Opinioni

La bibbia alle Medie tra intenti e limiti

Fa discutere la proposta di riforma del ministro dell’Istruzione Valditara
Luciano Pace
Il ministro dell'Istruzione Giuseppe Valditara - Foto Ansa © www.giornaledibrescia.it
Il ministro dell'Istruzione Giuseppe Valditara - Foto Ansa © www.giornaledibrescia.it

Qualche giorno fa il ministro Valditara ha avanzato alcune proposte di riforma del piano di studi per le Scuole Secondarie di I grado, le vecchie Medie. Fra queste proposte c’è anche l’introduzione dello studio della Bibbia. Come valutare quanto prospettato dal Ministro?

Cominciamo col notare che lo studio della Bibbia, orientato alla conoscenza di uno dei grandi codici di senso della civiltà europea ed italiana in particolare, non è affatto problematico. Molto del nostro patrimonio culturale (letterario, filosofico, artistico, ecc...) è incomprensibile senza riferimento a questo codice.

Ciò che potrebbe risultare problematico è il come strutturare tale insegnamento. A chi affidarlo, per esempio? A teologi biblisti? Non è possibile: in Italia la Teologia non è un sapere legittimo riconosciuto dallo Stato. Seconda ipotesi: agli insegnanti di Religione Cattolica? Di per sé la formazione adatta al compito l’avrebbero, ma della Bibbia si occupano già nel loro insegnamento, visto che nel 2010 e nel 2012 il Ministero dell’Istruzione e la Conferenza Episcopale Italiana (Cei) hanno approvato Obbiettivi di Apprendimento scolastici per l’Insegnamento della Religione Cattolica (Irc) specificamente dedicati all’area biblica.

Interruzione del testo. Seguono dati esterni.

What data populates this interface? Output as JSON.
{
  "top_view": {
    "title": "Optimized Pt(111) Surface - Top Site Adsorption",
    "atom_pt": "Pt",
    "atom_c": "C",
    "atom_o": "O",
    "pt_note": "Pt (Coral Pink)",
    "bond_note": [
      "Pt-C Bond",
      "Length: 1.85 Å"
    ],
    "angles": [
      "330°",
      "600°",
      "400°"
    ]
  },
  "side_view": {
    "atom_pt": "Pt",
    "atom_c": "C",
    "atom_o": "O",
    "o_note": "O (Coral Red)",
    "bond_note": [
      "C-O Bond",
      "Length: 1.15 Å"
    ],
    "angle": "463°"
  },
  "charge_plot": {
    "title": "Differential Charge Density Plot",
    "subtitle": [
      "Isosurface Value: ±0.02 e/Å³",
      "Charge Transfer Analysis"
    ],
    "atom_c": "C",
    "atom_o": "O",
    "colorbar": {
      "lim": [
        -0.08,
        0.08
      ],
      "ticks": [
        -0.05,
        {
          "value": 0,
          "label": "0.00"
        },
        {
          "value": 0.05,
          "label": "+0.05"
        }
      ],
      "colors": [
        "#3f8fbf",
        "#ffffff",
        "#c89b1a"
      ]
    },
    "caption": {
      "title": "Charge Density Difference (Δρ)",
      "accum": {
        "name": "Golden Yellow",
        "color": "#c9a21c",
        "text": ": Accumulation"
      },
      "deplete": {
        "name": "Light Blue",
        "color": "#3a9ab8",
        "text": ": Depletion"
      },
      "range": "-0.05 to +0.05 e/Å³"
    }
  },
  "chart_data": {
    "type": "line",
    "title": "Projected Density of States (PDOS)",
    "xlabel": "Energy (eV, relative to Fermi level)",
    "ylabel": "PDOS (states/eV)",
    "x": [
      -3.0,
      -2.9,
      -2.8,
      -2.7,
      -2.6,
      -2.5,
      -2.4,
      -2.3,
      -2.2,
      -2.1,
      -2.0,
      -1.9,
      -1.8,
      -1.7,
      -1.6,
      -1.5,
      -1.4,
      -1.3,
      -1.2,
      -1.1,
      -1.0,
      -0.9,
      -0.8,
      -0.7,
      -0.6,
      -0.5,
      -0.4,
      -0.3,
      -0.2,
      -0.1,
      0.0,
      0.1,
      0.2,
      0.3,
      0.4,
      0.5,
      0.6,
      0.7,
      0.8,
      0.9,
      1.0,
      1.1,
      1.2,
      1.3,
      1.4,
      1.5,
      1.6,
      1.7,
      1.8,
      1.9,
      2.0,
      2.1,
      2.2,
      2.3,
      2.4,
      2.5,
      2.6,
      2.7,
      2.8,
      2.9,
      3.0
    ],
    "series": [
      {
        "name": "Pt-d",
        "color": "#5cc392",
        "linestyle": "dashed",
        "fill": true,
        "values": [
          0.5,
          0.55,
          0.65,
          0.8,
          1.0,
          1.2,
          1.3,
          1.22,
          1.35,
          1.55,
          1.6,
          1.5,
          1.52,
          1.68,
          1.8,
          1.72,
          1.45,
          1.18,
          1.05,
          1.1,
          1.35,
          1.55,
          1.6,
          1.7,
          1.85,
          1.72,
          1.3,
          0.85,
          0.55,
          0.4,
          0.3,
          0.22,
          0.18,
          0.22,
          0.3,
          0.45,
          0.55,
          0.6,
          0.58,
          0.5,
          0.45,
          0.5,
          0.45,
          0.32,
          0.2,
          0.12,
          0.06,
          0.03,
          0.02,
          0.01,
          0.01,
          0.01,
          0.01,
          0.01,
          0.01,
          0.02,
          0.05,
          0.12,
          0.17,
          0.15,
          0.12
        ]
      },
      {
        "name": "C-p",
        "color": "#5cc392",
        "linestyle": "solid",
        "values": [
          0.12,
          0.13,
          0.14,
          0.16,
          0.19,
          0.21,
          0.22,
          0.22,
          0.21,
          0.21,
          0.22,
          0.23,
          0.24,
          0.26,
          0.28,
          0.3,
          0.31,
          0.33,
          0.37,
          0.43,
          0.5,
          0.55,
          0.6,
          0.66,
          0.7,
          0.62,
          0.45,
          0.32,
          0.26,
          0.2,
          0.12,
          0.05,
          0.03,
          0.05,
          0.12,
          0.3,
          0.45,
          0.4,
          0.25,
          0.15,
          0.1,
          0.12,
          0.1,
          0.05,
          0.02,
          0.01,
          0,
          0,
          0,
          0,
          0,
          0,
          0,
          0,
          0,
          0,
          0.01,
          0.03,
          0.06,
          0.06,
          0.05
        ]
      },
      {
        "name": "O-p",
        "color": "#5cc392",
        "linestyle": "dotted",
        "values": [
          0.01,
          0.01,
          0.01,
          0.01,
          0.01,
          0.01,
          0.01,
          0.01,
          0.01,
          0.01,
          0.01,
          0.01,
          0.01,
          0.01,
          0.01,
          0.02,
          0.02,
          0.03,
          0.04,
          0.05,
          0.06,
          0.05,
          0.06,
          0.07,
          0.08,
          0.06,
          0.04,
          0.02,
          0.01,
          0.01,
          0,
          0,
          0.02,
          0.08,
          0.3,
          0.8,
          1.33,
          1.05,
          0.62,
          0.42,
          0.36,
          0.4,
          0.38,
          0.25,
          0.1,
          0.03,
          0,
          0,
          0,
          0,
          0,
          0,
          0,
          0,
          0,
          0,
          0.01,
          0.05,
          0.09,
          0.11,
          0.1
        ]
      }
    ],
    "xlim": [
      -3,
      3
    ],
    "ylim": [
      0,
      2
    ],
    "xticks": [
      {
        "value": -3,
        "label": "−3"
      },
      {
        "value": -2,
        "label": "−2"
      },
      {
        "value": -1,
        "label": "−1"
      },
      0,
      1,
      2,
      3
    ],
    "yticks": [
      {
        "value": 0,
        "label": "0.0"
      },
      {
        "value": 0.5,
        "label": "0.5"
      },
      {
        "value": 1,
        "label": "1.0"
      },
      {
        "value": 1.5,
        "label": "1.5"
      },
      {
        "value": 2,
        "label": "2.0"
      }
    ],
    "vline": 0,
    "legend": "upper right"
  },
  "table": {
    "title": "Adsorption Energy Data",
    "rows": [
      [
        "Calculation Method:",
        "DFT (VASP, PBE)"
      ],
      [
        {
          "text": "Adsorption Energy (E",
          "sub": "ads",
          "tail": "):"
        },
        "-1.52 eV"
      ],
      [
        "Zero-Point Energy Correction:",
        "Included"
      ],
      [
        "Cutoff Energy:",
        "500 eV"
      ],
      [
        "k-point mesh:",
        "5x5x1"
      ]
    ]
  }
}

Si potrebbe prevedere, come per Educazione Civica, un monte ore annuo da affidare a tutto il consiglio di classe? Infondo, gli insegnanti di Lettere, di Storia, di Storia dell’arte, di Filosofia, e così via trattano già della Bibbia alla luce delle loro discipline. In questo caso, dove sarebbe la novità rispetto a quanto già si fa, se non nell’aumentare ancora una volta il carico di lavoro di tutti gli insegnanti (ovviamente senza relativi compensi aggiuntivi)?

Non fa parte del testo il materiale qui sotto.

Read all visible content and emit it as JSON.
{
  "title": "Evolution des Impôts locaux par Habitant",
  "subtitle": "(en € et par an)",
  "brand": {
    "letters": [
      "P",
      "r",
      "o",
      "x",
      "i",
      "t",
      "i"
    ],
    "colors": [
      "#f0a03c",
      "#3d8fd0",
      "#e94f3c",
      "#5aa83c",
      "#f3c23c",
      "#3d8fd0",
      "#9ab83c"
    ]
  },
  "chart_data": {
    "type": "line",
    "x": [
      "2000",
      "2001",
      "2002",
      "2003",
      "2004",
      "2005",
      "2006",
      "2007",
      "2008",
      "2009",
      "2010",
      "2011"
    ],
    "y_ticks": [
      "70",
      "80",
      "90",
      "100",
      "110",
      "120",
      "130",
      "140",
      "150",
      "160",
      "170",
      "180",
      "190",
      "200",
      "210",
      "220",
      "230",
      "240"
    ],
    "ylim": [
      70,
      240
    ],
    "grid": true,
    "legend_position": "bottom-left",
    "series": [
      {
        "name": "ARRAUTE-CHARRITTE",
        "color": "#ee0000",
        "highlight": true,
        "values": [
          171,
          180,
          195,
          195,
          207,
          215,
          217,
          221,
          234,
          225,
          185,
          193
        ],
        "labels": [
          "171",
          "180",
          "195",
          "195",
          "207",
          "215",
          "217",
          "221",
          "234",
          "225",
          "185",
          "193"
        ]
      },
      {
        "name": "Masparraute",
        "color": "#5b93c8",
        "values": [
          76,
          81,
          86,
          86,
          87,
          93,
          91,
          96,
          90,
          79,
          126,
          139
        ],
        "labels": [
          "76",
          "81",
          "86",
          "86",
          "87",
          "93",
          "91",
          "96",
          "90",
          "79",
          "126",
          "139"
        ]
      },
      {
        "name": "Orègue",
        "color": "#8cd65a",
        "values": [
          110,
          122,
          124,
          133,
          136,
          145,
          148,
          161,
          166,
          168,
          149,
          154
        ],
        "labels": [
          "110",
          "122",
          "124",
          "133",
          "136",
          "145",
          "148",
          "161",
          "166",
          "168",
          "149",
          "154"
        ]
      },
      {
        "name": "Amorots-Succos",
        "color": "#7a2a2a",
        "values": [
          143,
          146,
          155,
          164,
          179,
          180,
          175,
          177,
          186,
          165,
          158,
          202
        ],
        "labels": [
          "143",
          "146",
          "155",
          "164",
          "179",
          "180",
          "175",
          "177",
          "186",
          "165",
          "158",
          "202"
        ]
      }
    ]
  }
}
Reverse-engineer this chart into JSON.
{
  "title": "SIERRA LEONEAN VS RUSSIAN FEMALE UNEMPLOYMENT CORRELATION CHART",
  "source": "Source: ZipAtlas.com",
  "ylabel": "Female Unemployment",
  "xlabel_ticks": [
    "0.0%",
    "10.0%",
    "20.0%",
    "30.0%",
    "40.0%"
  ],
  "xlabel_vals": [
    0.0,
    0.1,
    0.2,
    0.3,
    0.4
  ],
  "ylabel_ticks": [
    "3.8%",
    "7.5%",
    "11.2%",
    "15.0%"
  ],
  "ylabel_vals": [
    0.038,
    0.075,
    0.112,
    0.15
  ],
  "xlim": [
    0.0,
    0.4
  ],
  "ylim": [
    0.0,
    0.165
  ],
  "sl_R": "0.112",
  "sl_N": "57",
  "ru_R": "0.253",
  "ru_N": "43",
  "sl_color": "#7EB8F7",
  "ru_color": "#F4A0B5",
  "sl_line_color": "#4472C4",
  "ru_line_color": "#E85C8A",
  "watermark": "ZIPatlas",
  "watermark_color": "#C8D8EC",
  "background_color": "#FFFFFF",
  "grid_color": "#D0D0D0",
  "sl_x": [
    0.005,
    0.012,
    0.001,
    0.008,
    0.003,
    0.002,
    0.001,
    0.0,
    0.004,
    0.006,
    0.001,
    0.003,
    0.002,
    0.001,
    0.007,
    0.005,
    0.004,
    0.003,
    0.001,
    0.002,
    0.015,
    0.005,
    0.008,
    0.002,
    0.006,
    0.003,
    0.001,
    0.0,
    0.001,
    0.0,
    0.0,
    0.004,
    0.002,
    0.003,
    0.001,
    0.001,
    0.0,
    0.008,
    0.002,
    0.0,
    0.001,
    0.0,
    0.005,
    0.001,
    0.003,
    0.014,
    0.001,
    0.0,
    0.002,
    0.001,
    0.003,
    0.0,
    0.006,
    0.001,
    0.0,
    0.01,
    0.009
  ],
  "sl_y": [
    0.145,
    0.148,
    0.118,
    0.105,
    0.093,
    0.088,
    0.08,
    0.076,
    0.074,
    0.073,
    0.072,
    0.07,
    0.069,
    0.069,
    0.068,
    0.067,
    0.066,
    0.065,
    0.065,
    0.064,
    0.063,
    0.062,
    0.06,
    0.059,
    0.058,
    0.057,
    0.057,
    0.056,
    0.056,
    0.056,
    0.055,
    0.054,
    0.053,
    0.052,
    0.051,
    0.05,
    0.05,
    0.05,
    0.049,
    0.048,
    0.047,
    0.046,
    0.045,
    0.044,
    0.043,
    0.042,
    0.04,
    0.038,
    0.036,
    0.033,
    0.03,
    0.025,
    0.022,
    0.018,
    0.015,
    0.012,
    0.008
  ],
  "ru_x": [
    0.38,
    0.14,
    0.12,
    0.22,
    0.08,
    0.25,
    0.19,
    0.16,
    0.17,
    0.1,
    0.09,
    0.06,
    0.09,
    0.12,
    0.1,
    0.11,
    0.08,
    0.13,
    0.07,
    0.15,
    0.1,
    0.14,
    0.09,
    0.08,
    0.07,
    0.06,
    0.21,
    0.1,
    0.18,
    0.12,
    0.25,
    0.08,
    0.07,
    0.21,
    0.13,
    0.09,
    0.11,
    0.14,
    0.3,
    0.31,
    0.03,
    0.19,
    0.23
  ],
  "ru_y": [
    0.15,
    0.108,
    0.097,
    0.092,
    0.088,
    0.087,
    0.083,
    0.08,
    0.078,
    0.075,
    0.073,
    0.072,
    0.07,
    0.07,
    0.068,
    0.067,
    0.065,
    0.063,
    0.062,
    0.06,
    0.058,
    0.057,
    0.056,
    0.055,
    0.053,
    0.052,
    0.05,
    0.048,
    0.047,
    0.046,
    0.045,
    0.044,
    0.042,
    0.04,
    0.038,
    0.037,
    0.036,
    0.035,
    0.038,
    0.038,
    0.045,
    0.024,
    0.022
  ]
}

In definitiva, perché non affidare questo insegnamento a chi sostiene, sulla scorta delle recentissime ipotesi di «paleo-astronautica» (così divulgate su alcune reti televisive), che la Bibbia parli degli alieni e non del Dio di Israele e dei cristiani? Così, la novità sarebbe assicurata, ma non sembra ciò che il Ministro intende proporre e meno male.

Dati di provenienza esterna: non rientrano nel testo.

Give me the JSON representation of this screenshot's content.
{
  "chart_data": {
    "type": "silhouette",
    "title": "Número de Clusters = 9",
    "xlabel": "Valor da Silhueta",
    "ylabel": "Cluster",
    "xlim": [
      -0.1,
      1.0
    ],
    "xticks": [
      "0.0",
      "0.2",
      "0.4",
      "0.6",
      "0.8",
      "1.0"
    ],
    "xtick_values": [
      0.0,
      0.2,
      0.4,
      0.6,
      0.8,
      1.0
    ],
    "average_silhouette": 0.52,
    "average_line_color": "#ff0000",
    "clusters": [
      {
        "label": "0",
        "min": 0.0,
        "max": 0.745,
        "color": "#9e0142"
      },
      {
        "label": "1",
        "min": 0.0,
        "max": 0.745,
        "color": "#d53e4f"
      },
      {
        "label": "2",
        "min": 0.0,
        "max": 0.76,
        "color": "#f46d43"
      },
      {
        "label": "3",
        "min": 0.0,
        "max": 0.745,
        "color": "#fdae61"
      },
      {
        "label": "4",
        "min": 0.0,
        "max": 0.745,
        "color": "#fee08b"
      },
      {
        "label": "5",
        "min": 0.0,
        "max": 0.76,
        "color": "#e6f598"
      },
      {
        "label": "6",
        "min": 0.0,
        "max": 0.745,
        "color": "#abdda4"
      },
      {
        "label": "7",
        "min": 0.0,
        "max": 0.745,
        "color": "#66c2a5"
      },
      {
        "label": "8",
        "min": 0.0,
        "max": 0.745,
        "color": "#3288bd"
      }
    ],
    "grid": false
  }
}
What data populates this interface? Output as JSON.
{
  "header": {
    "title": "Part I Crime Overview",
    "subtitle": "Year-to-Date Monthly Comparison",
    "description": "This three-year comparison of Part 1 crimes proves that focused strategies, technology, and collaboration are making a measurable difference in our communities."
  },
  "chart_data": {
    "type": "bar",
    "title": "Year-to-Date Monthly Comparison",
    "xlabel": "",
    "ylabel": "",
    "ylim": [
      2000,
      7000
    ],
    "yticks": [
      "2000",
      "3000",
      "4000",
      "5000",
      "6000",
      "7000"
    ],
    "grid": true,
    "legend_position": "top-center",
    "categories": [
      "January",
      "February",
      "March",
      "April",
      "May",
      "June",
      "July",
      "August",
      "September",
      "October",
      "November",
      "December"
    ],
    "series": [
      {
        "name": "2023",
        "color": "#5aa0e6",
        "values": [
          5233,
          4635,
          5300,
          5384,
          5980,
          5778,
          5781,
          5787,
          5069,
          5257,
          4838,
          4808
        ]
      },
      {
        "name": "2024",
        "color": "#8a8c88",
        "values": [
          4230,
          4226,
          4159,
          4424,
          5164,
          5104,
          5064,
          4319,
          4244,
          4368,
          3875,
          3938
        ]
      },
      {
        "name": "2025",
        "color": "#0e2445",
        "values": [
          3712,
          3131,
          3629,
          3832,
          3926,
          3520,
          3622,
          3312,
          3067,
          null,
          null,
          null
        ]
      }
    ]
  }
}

Come al solito, chi si occupa di politica, da destra a sinistra, dovrebbe concentrarsi sull’arte del «come» fare qualcosa, più che di quella del «che cosa» vada fatto. Chi abita la scuola ogni giorno, e non frequenta altre più lussuose aule, ha presente bene che quest’anno scolastico alcune nomine di insegnanti sono giunte dopo l’Epifania.

A questo punto, converrebbe prima calcolare bene le forze d’organico a disposizione e, solo in seguito, fare dei piani di riconquista di alcuni territori culturali, peraltro già in qualche modo presidiati in ambasceria. A meno di pensare, per restare alla Bibbia, che sia strategico affrontare i filistei da soli, come fece Davide in nome di Dio, facendo però bene i conti con una società che considera da tempo irrilevante la fede in Lui.